Bootstrap Your Flow
This addresses a problem for researchers and practitioners in machine learning and computational statistics who need efficient sampling from complex distributions, but it is incremental as it builds on existing flow and AIS techniques.
The paper tackles the challenge of approximating intractable distributions with normalizing flows, which often suffer from mode seeking, high variance, or reliance on target samples, by introducing FAB (Flow AIS Bootstrap), a method combining flows with annealed importance sampling and α-divergence. The result is accurate approximations to complex targets like Boltzmann distributions where previous methods fail.
Normalizing flows are flexible, parameterized distributions that can be used to approximate expectations from intractable distributions via importance sampling.
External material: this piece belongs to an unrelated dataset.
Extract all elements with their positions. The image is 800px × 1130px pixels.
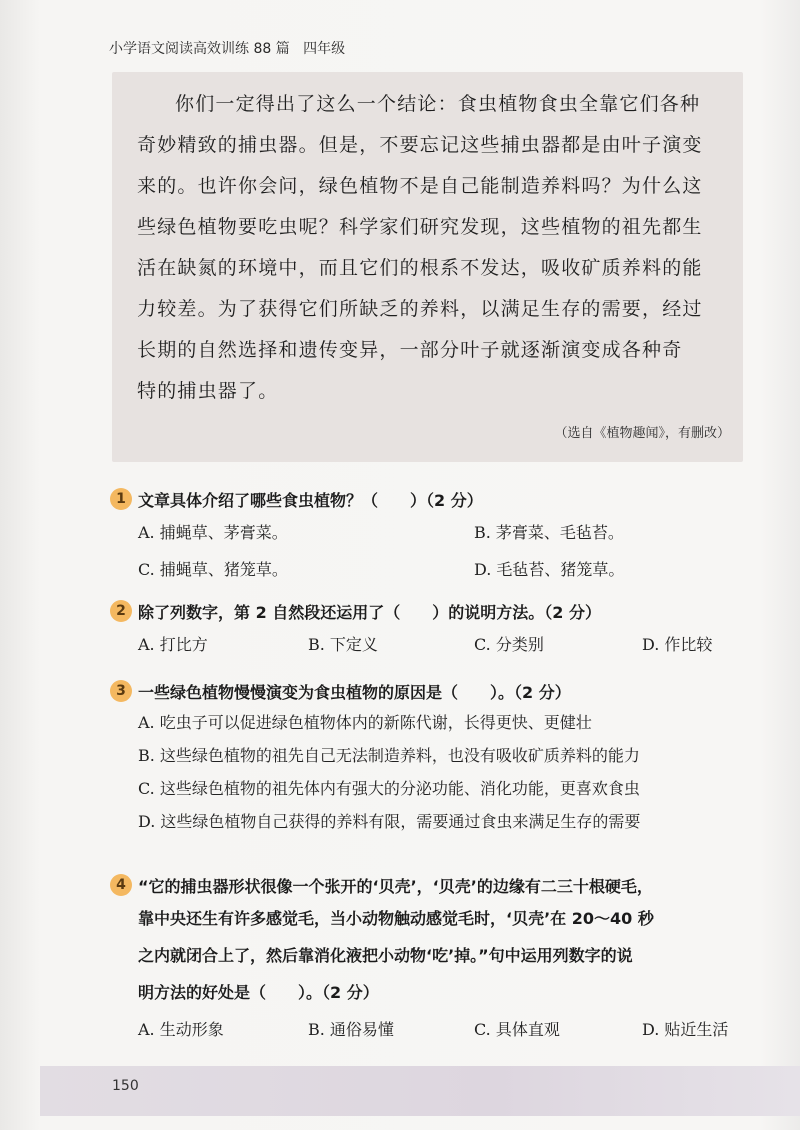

However, current flow-based approaches are limited on challenging targets where they either suffer from mode seeking behaviour or high variance in the training loss, or rely on samples from the target distribution, which may not be available. To address these challenges, we combine flows with annealed importance sampling (AIS), while using the $α$-divergence as our objective, in a novel training procedure, FAB (Flow AIS Bootstrap). Thereby, the flow and AIS improve each other in a bootstrapping manner. We demonstrate that FAB can be used to produce accurate approximations to complex target distributions, including Boltzmann distributions, in problems where previous flow-based methods fail.